Turning Houses Into Hotels

Illustration by Jack Unruh

The columns of Caesars are hollow and cracked; the onion domes of the Taj Mahal are peeling. In Atlantic City, where I grew up, reality is constantly eroding fantasy—in the same way that waves of families from Philadelphia and New York lap away at my parents’ door every summer.

While the boardwalk hosts the interloping landmarks of Agra and Rome, the inland vacation homes once hosted me and my friends—uninvited.

The New Yorkers preferred the crush of the Monopoly board, tending to stay in condos and time-shares off the sea streets—Baltic Avenue, Mediterranean Avenue—bordering the casinos. The Philly crowd maintained large shingled houses in Downbeach, riding that rising tide of property values from Ventnor and Margate to Longport—towns named by their hopeful developers after Victorian beachfront resorts, where men in three-piece suits promenaded neurasthenic women through pastel postcard scenes.

We—who were born down the shore; who stayed through the off-season because the off-season was high school; we whose driveways you parked in, whose lawns you parked on; we who, come the end of the weekend, come the end of the season, cleaned up your trash as you fled Parkway North—we were the kids who broke into your homes. From Labor Day to Memorial Day and every weeknight in summer, those houses were ours; they were our refuge, the only perk of having to survive another stretch of grayscale winter. I drank the Kahlúa that was left in your cabinets; I practiced on your saltwater-warped pianos, rearranged the Chagall prints on your walls, read and reread your paperbacks in your hammocks, and fucked the Polish girl who’d run the Steel Pier Ferris Wheel in your beds. I got to know your kids for a few months, arranged dope connections for them, learned your alarm codes. I learned where you hid your spare keys: under the schwartz family mat, under a fiberglass stone, dug into the soil of an empty porch planter. My friends and I had small parties, lights off, don’t tempt the cops.
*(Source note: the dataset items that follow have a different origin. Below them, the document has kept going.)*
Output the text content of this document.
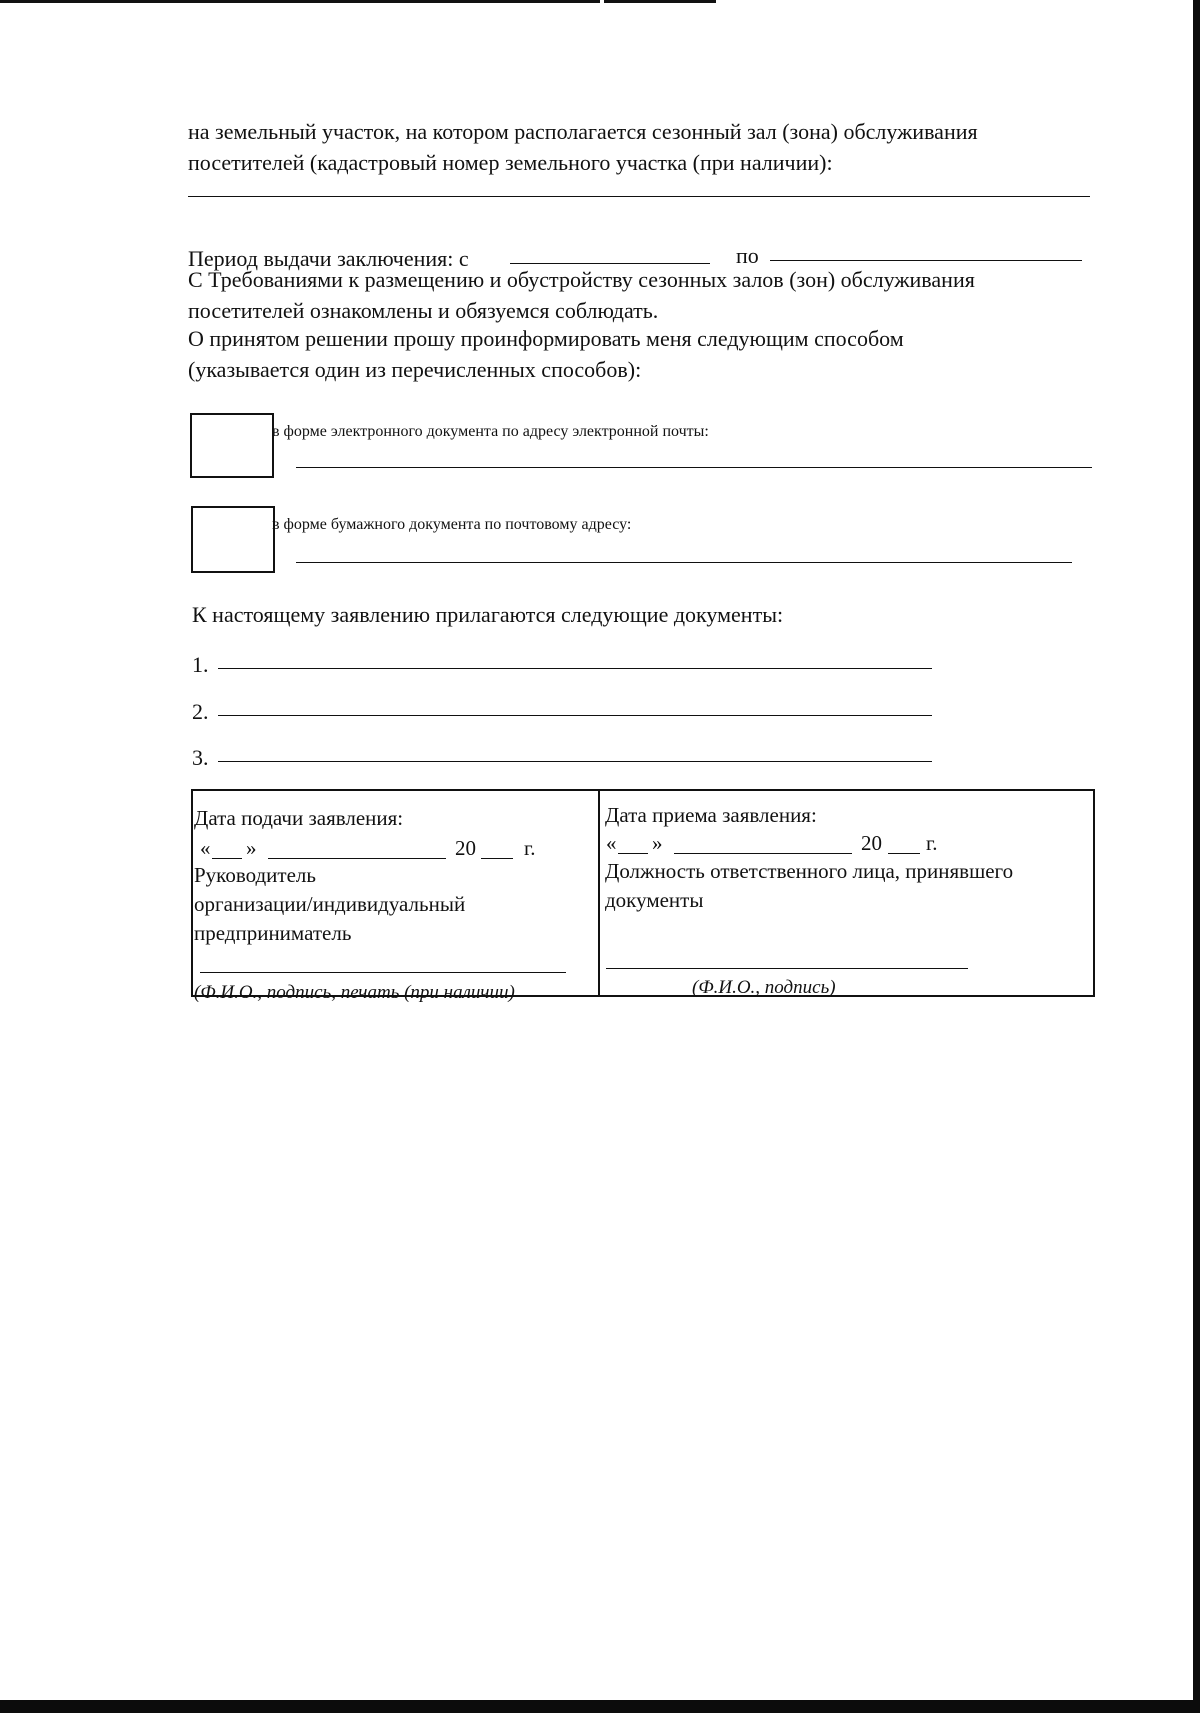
на земельный участок, на котором располагается сезонный зал (зона) обслуживания
посетителей (кадастровый номер земельного участка (при наличии):
Период выдачи заключения: с	по
С Требованиями к размещению и обустройству сезонных залов (зон) обслуживания
посетителей ознакомлены и обязуемся соблюдать.
О принятом решении прошу проинформировать меня следующим способом
(указывается один из перечисленных способов):
в форме электронного документа по адресу электронной почты:
в форме бумажного документа по почтовому адресу:
К настоящему заявлению прилагаются следующие документы:
1.
2.
3.
Дата подачи заявления:
« »	20 г.
Руководитель
организации/индивидуальный
предприниматель
(Ф.И.О., подпись, печать (при наличии)
Дата приема заявления:
« »	20 г.
Должность ответственного лица, принявшего
документы
(Ф.И.О., подпись)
Shoobees, or shoebies, typically abbreviated as shoobs: a derogatory term once applied by boardwalk businessmen to the urban poor who visited the shore with all their provisions for the day—sandwiches, a towel—packed into a shoe box. Locals still use the word, though the tourists have become richer and the containments larger: gleaming SUVs, ungainly Hummers. Once, at the very end of a season, stoned and drunk in a strange Longport house, I found a shoe box in a bedroom closet. Everything had been packed out besides that and some dry-cleaners’ plastic, some hangers. I don’t know what I was expecting when I untied the twine that held down the lid. It was flush with cash—$162. That shoe box was a treasure. That shoe box was September.